Beyond Kensington & Chelsea
RBKC is of course an integral part of Central London’s ecosystem. Asked about relations with neighbouring Westminster – a historically Conservative-led borough won by Labour at the last local election – Campbell did not skip a beat. “We work very pragmatically with Westminster, with whom we share all our children’s, families’ and adult social care services. That’s a huge shared workforce and we work extremely well with them. In fact, Ofsted rated our children’s services as ‘outstanding’ and that’s not something that we intend to mess with.”
She’s also keen to stress that this good practical working relationship between boroughs “is true across London” and she would know: Campbell has held senior leadership roles in the London-wide London Councils membership body and previously with the CAZ-focused Central London Forward partnership. “Council Leaders across the capital are realising that whatever ‘flavour’ the next government comes in, whether Conservative or Labour, we need to be united to make sure we make the case for London on a cross-party basis, along with the GLA and with businesses and to compete globally as a city with the likes of Paris and New York.” Campbell highlights two relevant initiatives to promote these pan-London missions.
First the Opportunity London partnership, which has set out to promote the city as an investment destination. It’s about telling investors “here we are, we’re open for investment.” That London is “a stable city, with stable politics,” and that “we are absolutely open to talk to anyone who wants to come to London and help make our vision for the next 25 years a reality.”
Second, London Councils’ efforts to lobby Government about devolving further powers, with a particular focus on allowing London to raise more funding locally. London Councils has identified and mapped the city’s various strategic infrastructure needs – whether housing, drainage, or transport – and drawn up proposals for financing these. “We’re not asking for huge amounts more money,” she stresses. “All we’re asking Government is to allow us to keep more of the profit generated by London within London” and she points to how the Elizabeth Line and Northern Line were funded as a model that can be replicated. “London is a mature, grown-up city and we just want to be able to provide for ourselves.”
Working with business
Turning back to RBKC, Campbell notes that the pandemic acted as a positive catalyst for the Royal Borough’s collaboration with businesses. “We have huge connections with business, which we didn’t have previously if I’m honest.
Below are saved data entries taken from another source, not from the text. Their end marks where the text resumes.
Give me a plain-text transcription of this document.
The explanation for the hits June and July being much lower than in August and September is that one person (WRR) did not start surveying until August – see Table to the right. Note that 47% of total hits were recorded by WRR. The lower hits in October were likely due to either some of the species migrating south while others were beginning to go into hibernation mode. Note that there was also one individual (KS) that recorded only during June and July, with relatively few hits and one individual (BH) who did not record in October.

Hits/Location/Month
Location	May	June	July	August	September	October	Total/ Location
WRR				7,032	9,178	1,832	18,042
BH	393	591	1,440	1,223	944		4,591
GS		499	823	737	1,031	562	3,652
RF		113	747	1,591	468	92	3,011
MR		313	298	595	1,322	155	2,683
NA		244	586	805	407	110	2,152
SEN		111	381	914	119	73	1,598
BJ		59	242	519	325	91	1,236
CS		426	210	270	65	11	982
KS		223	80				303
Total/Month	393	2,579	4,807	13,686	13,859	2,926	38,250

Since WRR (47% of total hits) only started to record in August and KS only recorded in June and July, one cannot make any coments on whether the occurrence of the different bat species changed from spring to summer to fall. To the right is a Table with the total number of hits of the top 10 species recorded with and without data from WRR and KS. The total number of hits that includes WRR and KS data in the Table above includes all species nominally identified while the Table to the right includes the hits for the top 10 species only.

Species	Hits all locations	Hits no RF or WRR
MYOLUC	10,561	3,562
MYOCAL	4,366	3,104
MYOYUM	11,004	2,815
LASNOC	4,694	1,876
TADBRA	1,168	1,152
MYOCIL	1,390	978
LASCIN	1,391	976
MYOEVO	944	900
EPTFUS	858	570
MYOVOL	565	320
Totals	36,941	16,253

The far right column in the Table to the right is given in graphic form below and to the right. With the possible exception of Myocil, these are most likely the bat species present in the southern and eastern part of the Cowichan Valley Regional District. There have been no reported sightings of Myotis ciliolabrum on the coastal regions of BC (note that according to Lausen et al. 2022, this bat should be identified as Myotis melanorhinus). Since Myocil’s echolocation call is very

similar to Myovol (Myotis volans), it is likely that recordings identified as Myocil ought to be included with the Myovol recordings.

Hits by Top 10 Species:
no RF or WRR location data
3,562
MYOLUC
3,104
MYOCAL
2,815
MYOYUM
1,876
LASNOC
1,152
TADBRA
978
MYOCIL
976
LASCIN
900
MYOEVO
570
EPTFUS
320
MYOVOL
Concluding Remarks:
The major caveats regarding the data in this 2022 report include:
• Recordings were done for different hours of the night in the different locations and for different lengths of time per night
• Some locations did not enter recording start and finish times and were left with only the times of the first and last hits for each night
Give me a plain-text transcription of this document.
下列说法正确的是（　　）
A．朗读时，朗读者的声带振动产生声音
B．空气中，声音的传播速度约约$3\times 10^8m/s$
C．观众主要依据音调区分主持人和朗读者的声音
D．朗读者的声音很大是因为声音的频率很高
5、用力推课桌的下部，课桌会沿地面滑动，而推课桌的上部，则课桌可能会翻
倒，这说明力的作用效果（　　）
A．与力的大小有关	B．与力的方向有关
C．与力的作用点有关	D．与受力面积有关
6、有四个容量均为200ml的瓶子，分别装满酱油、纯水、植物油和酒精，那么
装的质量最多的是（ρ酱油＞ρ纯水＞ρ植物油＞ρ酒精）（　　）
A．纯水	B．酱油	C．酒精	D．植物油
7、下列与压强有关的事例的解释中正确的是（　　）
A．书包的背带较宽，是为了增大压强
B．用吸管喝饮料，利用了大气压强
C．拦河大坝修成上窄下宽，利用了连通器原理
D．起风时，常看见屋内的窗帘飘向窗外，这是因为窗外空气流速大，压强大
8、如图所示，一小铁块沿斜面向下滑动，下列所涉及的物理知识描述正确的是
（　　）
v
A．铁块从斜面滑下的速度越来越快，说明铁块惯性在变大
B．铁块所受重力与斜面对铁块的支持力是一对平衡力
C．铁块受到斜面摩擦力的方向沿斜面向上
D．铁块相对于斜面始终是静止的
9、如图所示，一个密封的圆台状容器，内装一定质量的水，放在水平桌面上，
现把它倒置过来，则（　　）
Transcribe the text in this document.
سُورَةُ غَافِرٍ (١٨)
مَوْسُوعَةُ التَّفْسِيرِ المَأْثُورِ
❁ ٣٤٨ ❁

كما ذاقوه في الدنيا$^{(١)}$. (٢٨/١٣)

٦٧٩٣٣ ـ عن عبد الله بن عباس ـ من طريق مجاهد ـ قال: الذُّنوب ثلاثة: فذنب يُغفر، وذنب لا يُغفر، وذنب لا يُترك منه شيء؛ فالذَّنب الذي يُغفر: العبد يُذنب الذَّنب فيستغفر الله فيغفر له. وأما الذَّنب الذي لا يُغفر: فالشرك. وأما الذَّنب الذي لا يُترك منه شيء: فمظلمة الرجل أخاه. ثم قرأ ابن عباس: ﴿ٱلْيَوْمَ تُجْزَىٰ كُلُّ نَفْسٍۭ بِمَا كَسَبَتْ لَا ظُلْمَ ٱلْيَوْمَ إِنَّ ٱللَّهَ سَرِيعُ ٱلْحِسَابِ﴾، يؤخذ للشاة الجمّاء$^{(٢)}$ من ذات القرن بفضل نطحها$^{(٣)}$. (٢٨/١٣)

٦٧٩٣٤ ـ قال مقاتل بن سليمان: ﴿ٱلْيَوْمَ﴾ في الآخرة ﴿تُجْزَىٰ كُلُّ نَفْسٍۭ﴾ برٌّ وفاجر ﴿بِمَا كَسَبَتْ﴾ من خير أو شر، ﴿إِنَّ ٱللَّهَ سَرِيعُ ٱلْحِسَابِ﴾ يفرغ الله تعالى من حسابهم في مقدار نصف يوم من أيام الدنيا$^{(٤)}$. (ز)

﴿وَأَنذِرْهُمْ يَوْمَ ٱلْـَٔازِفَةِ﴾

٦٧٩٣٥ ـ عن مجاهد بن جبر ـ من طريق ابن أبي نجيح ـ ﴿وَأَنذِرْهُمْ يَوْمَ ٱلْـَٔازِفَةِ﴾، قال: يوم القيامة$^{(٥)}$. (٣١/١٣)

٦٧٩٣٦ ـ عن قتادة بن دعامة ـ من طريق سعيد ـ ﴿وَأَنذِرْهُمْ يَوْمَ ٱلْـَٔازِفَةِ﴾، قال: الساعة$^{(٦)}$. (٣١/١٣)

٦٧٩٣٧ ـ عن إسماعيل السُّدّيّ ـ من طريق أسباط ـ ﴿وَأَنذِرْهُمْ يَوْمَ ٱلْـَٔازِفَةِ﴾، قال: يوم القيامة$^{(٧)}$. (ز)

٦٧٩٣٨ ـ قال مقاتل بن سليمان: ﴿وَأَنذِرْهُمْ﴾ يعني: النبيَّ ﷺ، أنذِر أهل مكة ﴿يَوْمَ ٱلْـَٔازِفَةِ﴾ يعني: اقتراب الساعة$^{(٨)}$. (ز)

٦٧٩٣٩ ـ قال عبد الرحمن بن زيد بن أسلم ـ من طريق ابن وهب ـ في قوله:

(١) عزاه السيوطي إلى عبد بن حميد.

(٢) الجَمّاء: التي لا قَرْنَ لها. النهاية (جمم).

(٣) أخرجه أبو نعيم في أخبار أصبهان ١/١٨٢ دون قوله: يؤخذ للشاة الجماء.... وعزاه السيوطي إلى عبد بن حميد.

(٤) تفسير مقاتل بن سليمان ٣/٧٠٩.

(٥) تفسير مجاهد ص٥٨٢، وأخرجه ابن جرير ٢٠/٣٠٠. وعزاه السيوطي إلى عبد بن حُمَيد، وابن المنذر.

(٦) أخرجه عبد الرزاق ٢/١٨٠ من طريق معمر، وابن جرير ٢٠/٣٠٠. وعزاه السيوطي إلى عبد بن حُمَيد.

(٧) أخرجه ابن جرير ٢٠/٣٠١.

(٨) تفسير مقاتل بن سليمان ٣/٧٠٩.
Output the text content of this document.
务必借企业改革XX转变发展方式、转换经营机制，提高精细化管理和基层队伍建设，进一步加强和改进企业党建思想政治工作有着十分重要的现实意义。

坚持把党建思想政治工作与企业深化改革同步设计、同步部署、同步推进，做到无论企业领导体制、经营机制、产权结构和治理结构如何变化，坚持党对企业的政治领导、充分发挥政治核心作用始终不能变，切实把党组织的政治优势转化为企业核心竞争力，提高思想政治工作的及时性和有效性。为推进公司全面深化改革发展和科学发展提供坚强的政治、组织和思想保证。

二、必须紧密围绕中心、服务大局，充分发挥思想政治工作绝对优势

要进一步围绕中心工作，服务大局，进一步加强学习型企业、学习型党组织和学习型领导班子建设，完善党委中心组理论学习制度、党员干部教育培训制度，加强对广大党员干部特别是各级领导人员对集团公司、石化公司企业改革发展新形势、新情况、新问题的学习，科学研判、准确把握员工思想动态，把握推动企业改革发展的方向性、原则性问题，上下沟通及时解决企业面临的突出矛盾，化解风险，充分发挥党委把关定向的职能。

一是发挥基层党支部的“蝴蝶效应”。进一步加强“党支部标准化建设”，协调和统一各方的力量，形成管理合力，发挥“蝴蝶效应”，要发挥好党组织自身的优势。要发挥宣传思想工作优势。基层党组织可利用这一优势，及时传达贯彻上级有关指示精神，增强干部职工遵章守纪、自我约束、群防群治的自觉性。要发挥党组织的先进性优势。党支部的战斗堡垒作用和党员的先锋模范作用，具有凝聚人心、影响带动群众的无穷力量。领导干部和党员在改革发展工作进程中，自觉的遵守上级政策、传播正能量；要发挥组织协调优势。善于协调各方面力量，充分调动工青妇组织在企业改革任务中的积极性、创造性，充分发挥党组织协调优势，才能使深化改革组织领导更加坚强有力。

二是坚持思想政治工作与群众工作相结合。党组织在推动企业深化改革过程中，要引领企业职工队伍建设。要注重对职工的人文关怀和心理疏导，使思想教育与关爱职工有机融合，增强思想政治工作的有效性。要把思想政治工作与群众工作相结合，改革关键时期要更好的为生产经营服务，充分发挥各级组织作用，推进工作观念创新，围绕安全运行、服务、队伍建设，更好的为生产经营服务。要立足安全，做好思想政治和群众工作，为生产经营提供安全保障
But Covid made us up our game. We now have an Employers Forum, talk to businesses a lot about the skills they need and try and match them with unemployed residents though local job fairs. We also talk to them regularly about what they need from the borough” on other fronts also.
From London Councils’ point of view, “we are really interested in attracting investors and any businesses who want to be part of Opportunity London, we would welcome with open arms – they just need to get in touch!”
And as we wrapped up a fun, wide-ranging conversation, Campbell pulled us back with a cheerful challenge to one of London’s international competitors: “Oh and one other thing! You should say that we believe we are Paris’ 21st Arrondissement. Because you don’t need to go to Paris, you just need to come to Chelsea Cultural Quarter. No need to go abroad!”